Title: A 'notable foundation of hearsay': Creative Appropriations of Troy in Shakespeare, Chaucer and Chapman
Speaker: Sam Hall, Senior Lecturer, Institute of English Studies, Department of Literary and Cultural Studies in English Faculty of Humanities, Károli Gáspár University of the Reformed Church in Hungary
For the zoom link, please RSVP to rupcic_tijana@phd.ceu.edu
Abstract:
An extended and precociously brilliant exercise in ‘parodic intertextuality’ (Rose, 1993), Shakespeare’s Troilus and Cressida (1602) mangles its two main sources, George Chapman’s translation of the Iliad and Chaucer’s courtly romance, Troilus and Criseyde (circa 1385). The play ruthlessly debunks rose-tinted representations of the Trojan war by dramatizing it as beset by gossip, venality, and hypocrisy. And it not only suggests that the fall of Troy was just the first awful misfortune in the endless series of atrocities that constitute history, but Troilus and Cressida also undermines the authority of Tudor histories that commonly held Britain was founded by the Trojan Brut. Ultimately, Shakespeare implies that the idea of a unitary British identity stretching back to the noble days of yore – a form of primordialism that has resurfaced in recent years – is actually built on nothing other than a ‘notable foundation of hearsay’.
Bio
Dr Sam Gilchrist Hall is a Visiting Lecturer in the CEU's Department of History and a Senior Lecturer in English Literature at KRE, Budapest.
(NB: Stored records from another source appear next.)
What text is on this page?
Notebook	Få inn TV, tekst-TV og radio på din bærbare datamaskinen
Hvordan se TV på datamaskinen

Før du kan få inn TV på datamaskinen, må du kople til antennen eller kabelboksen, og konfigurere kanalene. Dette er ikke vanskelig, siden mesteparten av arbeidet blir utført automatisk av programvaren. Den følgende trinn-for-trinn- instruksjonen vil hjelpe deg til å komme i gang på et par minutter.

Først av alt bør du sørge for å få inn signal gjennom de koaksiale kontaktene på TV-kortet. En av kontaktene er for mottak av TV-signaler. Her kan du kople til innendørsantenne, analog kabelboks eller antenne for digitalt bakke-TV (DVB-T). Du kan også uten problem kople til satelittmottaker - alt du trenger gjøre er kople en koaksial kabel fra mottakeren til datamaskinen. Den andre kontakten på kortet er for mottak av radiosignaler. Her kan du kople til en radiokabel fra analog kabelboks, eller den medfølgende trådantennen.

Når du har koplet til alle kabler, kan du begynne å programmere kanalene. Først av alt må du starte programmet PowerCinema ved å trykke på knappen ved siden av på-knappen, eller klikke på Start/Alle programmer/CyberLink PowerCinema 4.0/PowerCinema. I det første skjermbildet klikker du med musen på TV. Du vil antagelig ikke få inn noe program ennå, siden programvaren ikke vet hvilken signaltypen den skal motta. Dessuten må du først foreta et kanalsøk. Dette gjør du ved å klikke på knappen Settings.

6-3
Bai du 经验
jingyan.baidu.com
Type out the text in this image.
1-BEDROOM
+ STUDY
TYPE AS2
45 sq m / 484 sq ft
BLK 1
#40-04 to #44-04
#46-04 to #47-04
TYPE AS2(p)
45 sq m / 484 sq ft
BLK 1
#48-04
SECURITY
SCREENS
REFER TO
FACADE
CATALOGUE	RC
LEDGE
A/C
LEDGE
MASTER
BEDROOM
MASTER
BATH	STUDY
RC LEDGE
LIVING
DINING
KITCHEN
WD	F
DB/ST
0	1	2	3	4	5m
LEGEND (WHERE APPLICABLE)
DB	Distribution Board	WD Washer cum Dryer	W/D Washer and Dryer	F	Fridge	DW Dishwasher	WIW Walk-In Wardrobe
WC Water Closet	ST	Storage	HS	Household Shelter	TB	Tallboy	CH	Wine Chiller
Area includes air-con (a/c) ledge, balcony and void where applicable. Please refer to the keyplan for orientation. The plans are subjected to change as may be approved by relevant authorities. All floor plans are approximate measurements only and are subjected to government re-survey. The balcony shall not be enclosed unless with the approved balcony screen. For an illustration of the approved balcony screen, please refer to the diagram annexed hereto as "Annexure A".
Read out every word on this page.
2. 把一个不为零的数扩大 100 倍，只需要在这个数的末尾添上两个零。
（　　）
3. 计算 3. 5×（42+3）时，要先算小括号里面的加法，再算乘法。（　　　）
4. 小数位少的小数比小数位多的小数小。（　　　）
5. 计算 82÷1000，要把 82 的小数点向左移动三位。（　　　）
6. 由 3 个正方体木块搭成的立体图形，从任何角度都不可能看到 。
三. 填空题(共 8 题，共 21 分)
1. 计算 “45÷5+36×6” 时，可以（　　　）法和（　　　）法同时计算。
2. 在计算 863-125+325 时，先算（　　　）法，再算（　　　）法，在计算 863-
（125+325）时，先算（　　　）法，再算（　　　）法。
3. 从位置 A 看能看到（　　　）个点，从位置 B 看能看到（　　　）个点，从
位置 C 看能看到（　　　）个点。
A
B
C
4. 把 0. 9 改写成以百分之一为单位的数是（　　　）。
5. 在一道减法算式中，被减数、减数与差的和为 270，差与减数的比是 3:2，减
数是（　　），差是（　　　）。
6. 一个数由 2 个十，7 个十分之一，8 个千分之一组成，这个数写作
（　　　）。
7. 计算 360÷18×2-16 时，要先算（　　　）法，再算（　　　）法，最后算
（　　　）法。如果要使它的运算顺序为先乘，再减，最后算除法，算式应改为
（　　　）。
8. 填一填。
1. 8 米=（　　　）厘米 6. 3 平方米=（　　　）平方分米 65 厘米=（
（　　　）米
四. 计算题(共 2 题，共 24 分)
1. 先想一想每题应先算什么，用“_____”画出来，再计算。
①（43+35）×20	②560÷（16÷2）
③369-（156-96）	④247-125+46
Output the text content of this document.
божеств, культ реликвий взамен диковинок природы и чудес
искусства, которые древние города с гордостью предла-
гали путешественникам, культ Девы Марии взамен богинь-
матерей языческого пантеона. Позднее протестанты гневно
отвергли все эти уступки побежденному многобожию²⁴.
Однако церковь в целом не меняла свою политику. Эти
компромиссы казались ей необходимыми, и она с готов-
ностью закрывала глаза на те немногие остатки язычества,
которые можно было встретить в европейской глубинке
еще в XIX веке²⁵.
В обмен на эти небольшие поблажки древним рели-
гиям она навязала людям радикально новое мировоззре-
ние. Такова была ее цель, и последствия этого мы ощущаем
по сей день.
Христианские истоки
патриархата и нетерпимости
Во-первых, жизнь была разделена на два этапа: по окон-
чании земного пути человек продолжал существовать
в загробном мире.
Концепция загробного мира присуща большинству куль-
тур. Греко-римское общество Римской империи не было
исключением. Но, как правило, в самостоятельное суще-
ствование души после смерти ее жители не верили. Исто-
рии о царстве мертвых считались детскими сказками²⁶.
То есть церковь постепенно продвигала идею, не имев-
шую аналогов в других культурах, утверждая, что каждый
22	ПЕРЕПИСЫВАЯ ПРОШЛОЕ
He was educated and taught at the University of London and has held fellowships at Kingston University, London, and the University of Athens. He has published a monograph, Shakespeare’s Folly: Philosophy, Humanism, Critical Theory (Routledge, 2017), along with several articles on early modern literature, philosophy, theology, and Critical Theory; his most recent, 'Beasts of the Apocalypse in Thomas Müntzer and King Lear', appeared in Textual Practice. He has also written about teaching and learning in an illiberal democracy for Times Higher Education and is a co-author of the forthcoming Changing Legal and Civic Culture in an Illiberal Democracy (Routledge, 2021).